The great tortoise escape: Where did Diablo go?
Senior community, and his 90-year-old mate Delilah, are hoping the desert tortoise will be found or return on his own
It’s been nearly a week since Diablo the 115-year-old tortoise disappeared, and if Aesop’s fable about the race between the tortoise and the hare elicits a single question, it is this: How far could he have gotten?
That’s what everybody is asking at Manzano del Sol Village, a midtown Albuquerque senior living community of about 200 residents, where Diablo and his mate, 90-ish-year-old Delilah, have become a fixture.
During the six months of the year when Diablo is not hibernating, he and Delilah and their offspring inch their way around the lush courtyard garden at Manzano del Sol, with its pond and shaded sitting areas.
“The last time anybody saw him was last Friday morning, and then nothing,” said resident Millie Tjeltweed, who brought the tortoises to the community seven years ago.
“The gardener and I looked everywhere for the first two days, and then everybody who lives here and can walk began searching. Even people in wheelchairs have been out poking around,” said Tjeltweed, who at 91 years old is about the same age as Delilah.
The age of the tortoises, she said, was determined by “someone from the herpetology department at the university before I got them.”
And no one is more upset about Diablo’s absence than Delilah, who hasn’t come out of her little shelter in days.
Lest anyone think that Diablo had a wandering eye and took off looking to have an extratortal affair, Tjeltweed put the kibosh on that.
A resident of Albuquerque since 1953, Tjeltweed originally got Diablo, Delilah and another male tortoise named Festus 35 years ago from a neighbor who picked them up from the side of a busy Arizona highway out of concern they were about to be run over. She adopted the tortoises when the neighbor moved.
“When I had the three of them in my backyard, Diablo fell in love with Delilah, and Festus wasn’t willing to give her up,” so Diablo and Festus frequently butted their little reptilian heads, she said.
Festus died in hibernation the first year that Tjeltweed moved to Manzano del Sol. Diablo was then free to focus his full romantic attentions on Delilah, who Tjeltweed described as “an enchantress.”
“She’d go up and walk around him and then walk off,” apparently a pretty seductive come-on in the world of tortoises, she noted. Despite their advanced years, Diablo and Delilah were seen in the throes of tortoise passion as recently as last week, and every year Delilah lays eggs.
Because of Diablo’s seemingly healthy constitution, those searching for him do not believe he suddenly became ill and went off somewhere to die alone, although it’s possible. According to a number of online sources, desert tortoises can live from 60-80 years, but many have been reported to live 150 years.
With his hard shell, and weighing about 10 pounds, Diablo is likely too heavy to have been carried off by a hawk, owl or other bird of prey commonly found in Albuquerque, said Tjeltweed, so scratch “fowl” play off the list.
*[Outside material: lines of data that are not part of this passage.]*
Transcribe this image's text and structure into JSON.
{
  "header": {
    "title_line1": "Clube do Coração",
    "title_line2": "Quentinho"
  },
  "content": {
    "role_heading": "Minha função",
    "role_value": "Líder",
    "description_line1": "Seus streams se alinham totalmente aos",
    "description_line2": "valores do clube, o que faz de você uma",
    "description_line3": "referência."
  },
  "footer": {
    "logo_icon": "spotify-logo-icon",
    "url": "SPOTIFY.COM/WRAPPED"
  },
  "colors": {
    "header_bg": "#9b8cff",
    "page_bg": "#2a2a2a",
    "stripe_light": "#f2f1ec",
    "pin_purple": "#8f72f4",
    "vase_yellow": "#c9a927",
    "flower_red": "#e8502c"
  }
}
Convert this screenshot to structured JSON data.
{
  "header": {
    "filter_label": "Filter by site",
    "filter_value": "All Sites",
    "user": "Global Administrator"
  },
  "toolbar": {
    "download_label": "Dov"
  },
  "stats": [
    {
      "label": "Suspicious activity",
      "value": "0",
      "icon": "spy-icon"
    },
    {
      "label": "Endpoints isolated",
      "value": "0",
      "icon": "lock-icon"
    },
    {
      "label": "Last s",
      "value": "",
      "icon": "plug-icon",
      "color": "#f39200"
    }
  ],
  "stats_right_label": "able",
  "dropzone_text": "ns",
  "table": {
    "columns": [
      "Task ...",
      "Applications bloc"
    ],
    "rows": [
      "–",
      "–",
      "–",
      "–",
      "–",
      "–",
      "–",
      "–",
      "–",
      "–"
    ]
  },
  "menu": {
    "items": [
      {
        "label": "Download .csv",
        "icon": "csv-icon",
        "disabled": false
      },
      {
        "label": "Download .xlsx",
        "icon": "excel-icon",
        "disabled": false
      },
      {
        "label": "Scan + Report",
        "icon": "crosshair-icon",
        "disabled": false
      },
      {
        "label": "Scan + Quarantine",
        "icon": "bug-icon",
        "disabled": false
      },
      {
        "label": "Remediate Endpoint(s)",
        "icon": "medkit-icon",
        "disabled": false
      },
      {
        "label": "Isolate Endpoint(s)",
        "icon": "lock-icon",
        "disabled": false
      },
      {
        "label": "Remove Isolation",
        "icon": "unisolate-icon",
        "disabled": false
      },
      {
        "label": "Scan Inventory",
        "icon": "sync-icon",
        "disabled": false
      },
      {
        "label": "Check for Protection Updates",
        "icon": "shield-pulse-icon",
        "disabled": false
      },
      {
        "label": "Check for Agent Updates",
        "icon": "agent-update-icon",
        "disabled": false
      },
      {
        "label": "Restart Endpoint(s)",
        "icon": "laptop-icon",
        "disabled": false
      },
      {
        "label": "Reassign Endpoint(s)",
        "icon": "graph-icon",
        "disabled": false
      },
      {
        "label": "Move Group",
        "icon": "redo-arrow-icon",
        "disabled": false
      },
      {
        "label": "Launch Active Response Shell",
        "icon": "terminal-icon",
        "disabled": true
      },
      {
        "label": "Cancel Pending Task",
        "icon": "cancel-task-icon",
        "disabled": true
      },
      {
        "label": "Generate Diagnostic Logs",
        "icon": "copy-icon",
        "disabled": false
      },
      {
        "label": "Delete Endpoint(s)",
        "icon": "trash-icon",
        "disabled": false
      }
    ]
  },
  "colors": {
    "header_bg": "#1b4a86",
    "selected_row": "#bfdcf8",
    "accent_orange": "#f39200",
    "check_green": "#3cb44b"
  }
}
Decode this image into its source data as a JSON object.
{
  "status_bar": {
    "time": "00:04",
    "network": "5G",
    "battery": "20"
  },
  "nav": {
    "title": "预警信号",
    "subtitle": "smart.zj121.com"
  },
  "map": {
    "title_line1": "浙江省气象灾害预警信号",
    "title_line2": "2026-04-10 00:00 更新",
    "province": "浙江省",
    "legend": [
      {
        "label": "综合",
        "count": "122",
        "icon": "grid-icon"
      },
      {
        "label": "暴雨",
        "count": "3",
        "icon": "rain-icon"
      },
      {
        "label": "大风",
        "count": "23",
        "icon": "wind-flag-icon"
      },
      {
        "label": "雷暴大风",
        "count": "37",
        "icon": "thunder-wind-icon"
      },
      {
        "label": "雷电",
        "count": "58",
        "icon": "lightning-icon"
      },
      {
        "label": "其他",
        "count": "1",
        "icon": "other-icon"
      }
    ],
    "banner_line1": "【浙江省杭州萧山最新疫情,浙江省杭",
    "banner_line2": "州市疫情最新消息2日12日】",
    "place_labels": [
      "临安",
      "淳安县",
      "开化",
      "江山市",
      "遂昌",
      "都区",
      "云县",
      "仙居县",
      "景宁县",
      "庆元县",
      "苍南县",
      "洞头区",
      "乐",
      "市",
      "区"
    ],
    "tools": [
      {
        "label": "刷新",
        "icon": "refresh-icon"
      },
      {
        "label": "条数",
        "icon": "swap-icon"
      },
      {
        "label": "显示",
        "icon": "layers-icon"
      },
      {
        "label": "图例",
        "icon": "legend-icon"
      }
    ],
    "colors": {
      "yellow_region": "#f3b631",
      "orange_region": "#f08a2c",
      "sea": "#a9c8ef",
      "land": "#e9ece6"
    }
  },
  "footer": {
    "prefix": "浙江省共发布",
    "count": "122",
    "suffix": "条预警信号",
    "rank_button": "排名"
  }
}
There is a possibility that someone left a gate to the garden open and Diablo simply wandered away. It happened once before.
“He went missing for four days. We searched the grounds for him and he was later found inside a shed on the property,” she said.
Delilah also wandered out of the courtyard once and somehow made it to the street where she was run over by a car. A veterinarian determined that her organs and legs were fine. He mended a crack in her shell with epoxy glue. Residents of Manzano del Sol collected $400 to pay the vet bill.
One possibility that residents don’t want to contemplate is that somebody picked up Diablo and carried him away.
Residents have been posting missing signs containing a photo of Diablo throughout Manzano del Sol as well as around the immediate neighborhood, and are even talking about offering a reward.
Diablo, Delilah and their offspring “are an integral part of our community,” said resident services director Vera Schaffer. “We even have an annual tortoise parade around April 1. That’s when they come out of hibernation and we place them in a wagon made up like a float and wheel them through the halls to drums and noisemakers, and the people in their rooms hear all the hoopla and come out to help us welcome them back for the season.”
Which may provide yet another explanation — Diablo doesn’t want to be found.